After a while, I emerged from that winter solstice of the spirit, entombed by dark days, as out of a long, long dream. It was far worse than anything yet endured. I had not known what it would cost to see things for what they were worth. I only wanted to sleep, forget. The very daylight impinging on the room each morning brought a flood of dread. Another day. Another battle for survival. Nothing could be taken for granted. The fastening of buttons, the shaking of quilts, loomed insurmountably ahead, an art to be learnt all over again. I was bound by a torpor wound round and round like bandages from which I had neither the strength nor the will to break free. “You must try to pull yourself together,” Jude insisted. “Get out more.”
Then one morning, I woke to the epiphany of sunrise, watched its arc widen over the rim of the howe and turn the loch to liquid fire.
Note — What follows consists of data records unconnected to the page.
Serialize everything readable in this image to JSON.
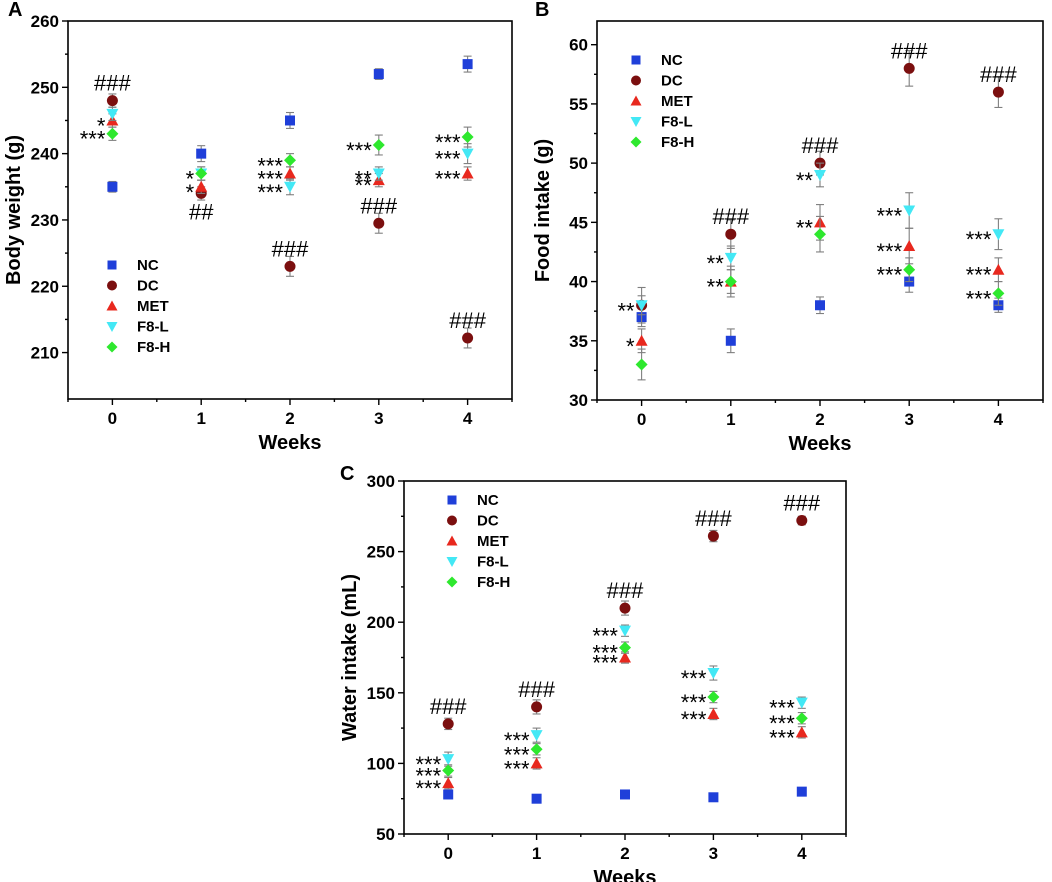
{
  "chart_data": [
    {
      "id": "A",
      "panel_label": "A",
      "type": "scatter",
      "title": "",
      "xlabel": "Weeks",
      "ylabel": "Body weight (g)",
      "x": [
        0,
        1,
        2,
        3,
        4
      ],
      "xticks": [
        "0",
        "1",
        "2",
        "3",
        "4"
      ],
      "xlim": [
        -0.5,
        4.5
      ],
      "ylim": [
        203,
        260
      ],
      "yticks": [
        210,
        220,
        230,
        240,
        250,
        260
      ],
      "legend_position": "bottom-left",
      "series": [
        {
          "name": "NC",
          "color": "#1f3fd9",
          "marker": "square",
          "values": [
            235,
            240,
            245,
            252,
            253.5
          ],
          "errors": [
            0.8,
            1.2,
            1.2,
            0.8,
            1.2
          ]
        },
        {
          "name": "DC",
          "color": "#7b0f0f",
          "marker": "circle",
          "values": [
            248,
            234,
            223,
            229.5,
            212.2
          ],
          "errors": [
            1,
            1,
            1.5,
            1.5,
            1.5
          ]
        },
        {
          "name": "MET",
          "color": "#e8281e",
          "marker": "triangle-up",
          "values": [
            245,
            235,
            237,
            236,
            237
          ],
          "errors": [
            1,
            1,
            1,
            1,
            1
          ]
        },
        {
          "name": "F8-L",
          "color": "#43e8f5",
          "marker": "triangle-down",
          "values": [
            246,
            237,
            235,
            237,
            240
          ],
          "errors": [
            1,
            1,
            1.2,
            1,
            1.5
          ]
        },
        {
          "name": "F8-H",
          "color": "#2ee82e",
          "marker": "diamond",
          "values": [
            243,
            237,
            239,
            241.3,
            242.5
          ],
          "errors": [
            1,
            1,
            1,
            1.5,
            1.5
          ]
        }
      ],
      "annotations": [
        {
          "text": "###",
          "x": 0,
          "y": 248,
          "pos": "above"
        },
        {
          "text": "*",
          "x": 0,
          "y": 245,
          "pos": "left"
        },
        {
          "text": "***",
          "x": 0,
          "y": 243,
          "pos": "left"
        },
        {
          "text": "*",
          "x": 1,
          "y": 237,
          "pos": "left"
        },
        {
          "text": "*",
          "x": 1,
          "y": 235,
          "pos": "left"
        },
        {
          "text": "##",
          "x": 1,
          "y": 234,
          "pos": "below"
        },
        {
          "text": "***",
          "x": 2,
          "y": 239,
          "pos": "left"
        },
        {
          "text": "***",
          "x": 2,
          "y": 237,
          "pos": "left"
        },
        {
          "text": "***",
          "x": 2,
          "y": 235,
          "pos": "left"
        },
        {
          "text": "###",
          "x": 2,
          "y": 223,
          "pos": "above"
        },
        {
          "text": "***",
          "x": 3,
          "y": 241.3,
          "pos": "left"
        },
        {
          "text": "**",
          "x": 3,
          "y": 237,
          "pos": "left"
        },
        {
          "text": "**",
          "x": 3,
          "y": 236,
          "pos": "left"
        },
        {
          "text": "###",
          "x": 3,
          "y": 229.5,
          "pos": "above"
        },
        {
          "text": "***",
          "x": 4,
          "y": 242.5,
          "pos": "left"
        },
        {
          "text": "***",
          "x": 4,
          "y": 240,
          "pos": "left"
        },
        {
          "text": "***",
          "x": 4,
          "y": 237,
          "pos": "left"
        },
        {
          "text": "###",
          "x": 4,
          "y": 212.2,
          "pos": "above"
        }
      ]
    },
    {
      "id": "B",
      "panel_label": "B",
      "type": "scatter",
      "title": "",
      "xlabel": "Weeks",
      "ylabel": "Food intake (g)",
      "x": [
        0,
        1,
        2,
        3,
        4
      ],
      "xticks": [
        "0",
        "1",
        "2",
        "3",
        "4"
      ],
      "xlim": [
        -0.5,
        4.5
      ],
      "ylim": [
        30,
        62
      ],
      "yticks": [
        30,
        35,
        40,
        45,
        50,
        55,
        60
      ],
      "legend_position": "top-left",
      "series": [
        {
          "name": "NC",
          "color": "#1f3fd9",
          "marker": "square",
          "values": [
            37,
            35,
            38,
            40,
            38
          ],
          "errors": [
            0.8,
            1,
            0.7,
            0.9,
            0.6
          ]
        },
        {
          "name": "DC",
          "color": "#7b0f0f",
          "marker": "circle",
          "values": [
            38,
            44,
            50,
            58,
            56
          ],
          "errors": [
            0.8,
            1.2,
            1,
            1.5,
            1.3
          ]
        },
        {
          "name": "MET",
          "color": "#e8281e",
          "marker": "triangle-up",
          "values": [
            35,
            40,
            45,
            43,
            41
          ],
          "errors": [
            1,
            1,
            1.5,
            1.5,
            1
          ]
        },
        {
          "name": "F8-L",
          "color": "#43e8f5",
          "marker": "triangle-down",
          "values": [
            38,
            42,
            49,
            46,
            44
          ],
          "errors": [
            1.5,
            1,
            1,
            1.5,
            1.3
          ]
        },
        {
          "name": "F8-H",
          "color": "#2ee82e",
          "marker": "diamond",
          "values": [
            33,
            40,
            44,
            41,
            39
          ],
          "errors": [
            1.3,
            1.3,
            1.5,
            1,
            1
          ]
        }
      ],
      "annotations": [
        {
          "text": "**",
          "x": 0,
          "y": 38,
          "pos": "left"
        },
        {
          "text": "*",
          "x": 0,
          "y": 35,
          "pos": "left"
        },
        {
          "text": "###",
          "x": 1,
          "y": 44,
          "pos": "above"
        },
        {
          "text": "**",
          "x": 1,
          "y": 42,
          "pos": "left"
        },
        {
          "text": "**",
          "x": 1,
          "y": 40,
          "pos": "left"
        },
        {
          "text": "###",
          "x": 2,
          "y": 50,
          "pos": "above"
        },
        {
          "text": "**",
          "x": 2,
          "y": 49,
          "pos": "left"
        },
        {
          "text": "**",
          "x": 2,
          "y": 45,
          "pos": "left"
        },
        {
          "text": "###",
          "x": 3,
          "y": 58,
          "pos": "above"
        },
        {
          "text": "***",
          "x": 3,
          "y": 46,
          "pos": "left"
        },
        {
          "text": "***",
          "x": 3,
          "y": 43,
          "pos": "left"
        },
        {
          "text": "***",
          "x": 3,
          "y": 41,
          "pos": "left"
        },
        {
          "text": "###",
          "x": 4,
          "y": 56,
          "pos": "above"
        },
        {
          "text": "***",
          "x": 4,
          "y": 44,
          "pos": "left"
        },
        {
          "text": "***",
          "x": 4,
          "y": 41,
          "pos": "left"
        },
        {
          "text": "***",
          "x": 4,
          "y": 39,
          "pos": "left"
        }
      ]
    },
    {
      "id": "C",
      "panel_label": "C",
      "type": "scatter",
      "title": "",
      "xlabel": "Weeks",
      "ylabel": "Water intake (mL)",
      "x": [
        0,
        1,
        2,
        3,
        4
      ],
      "xticks": [
        "0",
        "1",
        "2",
        "3",
        "4"
      ],
      "xlim": [
        -0.5,
        4.5
      ],
      "ylim": [
        50,
        300
      ],
      "yticks": [
        50,
        100,
        150,
        200,
        250,
        300
      ],
      "legend_position": "top-left",
      "series": [
        {
          "name": "NC",
          "color": "#1f3fd9",
          "marker": "square",
          "values": [
            78,
            75,
            78,
            76,
            80
          ],
          "errors": [
            3,
            2,
            2,
            2,
            2
          ]
        },
        {
          "name": "DC",
          "color": "#7b0f0f",
          "marker": "circle",
          "values": [
            128,
            140,
            210,
            261,
            272
          ],
          "errors": [
            4,
            5,
            5,
            4,
            3
          ]
        },
        {
          "name": "MET",
          "color": "#e8281e",
          "marker": "triangle-up",
          "values": [
            86,
            100,
            175,
            135,
            122
          ],
          "errors": [
            4,
            4,
            4,
            4,
            4
          ]
        },
        {
          "name": "F8-L",
          "color": "#43e8f5",
          "marker": "triangle-down",
          "values": [
            103,
            120,
            194,
            164,
            143
          ],
          "errors": [
            5,
            5,
            4,
            5,
            4
          ]
        },
        {
          "name": "F8-H",
          "color": "#2ee82e",
          "marker": "diamond",
          "values": [
            95,
            110,
            182,
            147,
            132
          ],
          "errors": [
            4,
            4,
            4,
            4,
            4
          ]
        }
      ],
      "annotations": [
        {
          "text": "###",
          "x": 0,
          "y": 128,
          "pos": "above"
        },
        {
          "text": "***",
          "x": 0,
          "y": 103,
          "pos": "left"
        },
        {
          "text": "***",
          "x": 0,
          "y": 95,
          "pos": "left"
        },
        {
          "text": "***",
          "x": 0,
          "y": 86,
          "pos": "left"
        },
        {
          "text": "###",
          "x": 1,
          "y": 140,
          "pos": "above"
        },
        {
          "text": "***",
          "x": 1,
          "y": 120,
          "pos": "left"
        },
        {
          "text": "***",
          "x": 1,
          "y": 110,
          "pos": "left"
        },
        {
          "text": "***",
          "x": 1,
          "y": 100,
          "pos": "left"
        },
        {
          "text": "###",
          "x": 2,
          "y": 210,
          "pos": "above"
        },
        {
          "text": "***",
          "x": 2,
          "y": 194,
          "pos": "left"
        },
        {
          "text": "***",
          "x": 2,
          "y": 182,
          "pos": "left"
        },
        {
          "text": "***",
          "x": 2,
          "y": 175,
          "pos": "left"
        },
        {
          "text": "###",
          "x": 3,
          "y": 261,
          "pos": "above"
        },
        {
          "text": "***",
          "x": 3,
          "y": 164,
          "pos": "left"
        },
        {
          "text": "***",
          "x": 3,
          "y": 147,
          "pos": "left"
        },
        {
          "text": "***",
          "x": 3,
          "y": 135,
          "pos": "left"
        },
        {
          "text": "###",
          "x": 4,
          "y": 272,
          "pos": "above"
        },
        {
          "text": "***",
          "x": 4,
          "y": 143,
          "pos": "left"
        },
        {
          "text": "***",
          "x": 4,
          "y": 132,
          "pos": "left"
        },
        {
          "text": "***",
          "x": 4,
          "y": 122,
          "pos": "left"
        }
      ]
    }
  ]
}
As it was slowly delivered of the earth, I felt I was being reborn. The stone was rolling away. The sun was round and pure as optimism. Independent. Made whole. The tears long imprisoned behind my eyes fell copiously. This was how Lazarus must have felt when he came back to the land of the living.
It was all over then, death, already behind me. And what was it but a nightmare banished at dawn? Or perhaps the draught moaning through a warped lintel against which you might turn up your collar. It wasn’t an event, yet you saw its effects, felt them. Death was a vicarious thing, a term used when others could no longer be seen.